7. Learning a new skill (including languages!) has been shown to be good for your mental health; it challenges you to keep those neurons firing and it can be a huge confidence boost as you watch yourself improve.
8. It’s one of the best ways to make new friends all over the world…
9. … and build up a professional international network which can help you get ahead in your career.
10. Uh, it’s also totally polite! When travelling, being able to at least summon a few sentences in your host country’s native tongue earns major brownie points and keeps everybody happy. The more you can speak, the better your experience with the locals will be – and the more bridges you’ll build.
11. It makes it easier for researchers and innovators to share their developments with the world and with other researchers, so everyone can benefit from the latest advances in science, healthcare and technology. This is particularly true of academic papers written in English – they get referenced much more often and thus have a bigger impact.
12. People who speak multiple languages are often great at creative problem-solving because learning a language teaches you to look at the world (and problems!) from a different perspective.
13. Teamwork makes the dream work. And what makes international teams work? Strong communication built on great language skills.
14. Language learning is great for improving your memory and is thought to delay the effects of diseases like Alzheimer’s and Dementia. These diseases put pressure on our healthcare systems and economies all over the world, so encouraging language learning could help our care systems as well as helping sufferers cope.
15. It makes travelling much easier if you can read local signs and ask people for help. Which is great, because travel is the best education and it makes you a better person too.
16. Learning languages helps unlock access to many of the diverse and incredible array of cultures and histories that make up the world, and looking further afield than your own country can be a huge source of creative inspiration.

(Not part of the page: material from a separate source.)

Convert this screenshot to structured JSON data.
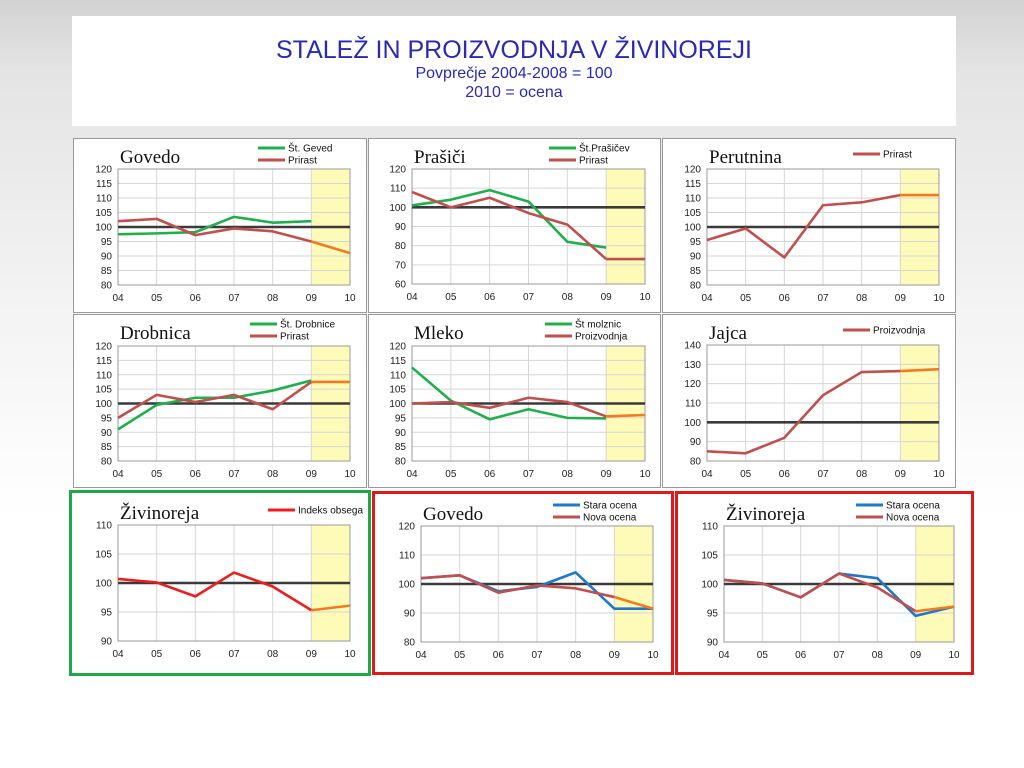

17. As different cultures get to know each other and work together, we get more diversity in schools and workplaces, which boosts productivity and creativity, especially in business.
18. Learning languages and engaging with other cultures helps the world become a more accepting and open-minded place. This is particularly important for young people who may actually find that their ‘tribe’ can be found among young people from a distant new corner of the world. This can contribute to a more peaceful, connected world by breaking down very real barriers of communication – and really connecting us with others.
19. During the process of learning more than one language, your brain gets better at managing internal conflict and making decisions, particularly if you start learning young. Some studies even show that bilingual people are better multitaskers!
20. Bilingual and multilingual employees often earn more. In the US, one study estimates you can earn around 2% more each year by speaking a second language, but this amount rises the more in-demand your second language is: speaking German is very useful in industry and international business for the US, so German-speakers can earn 3.8% more on average.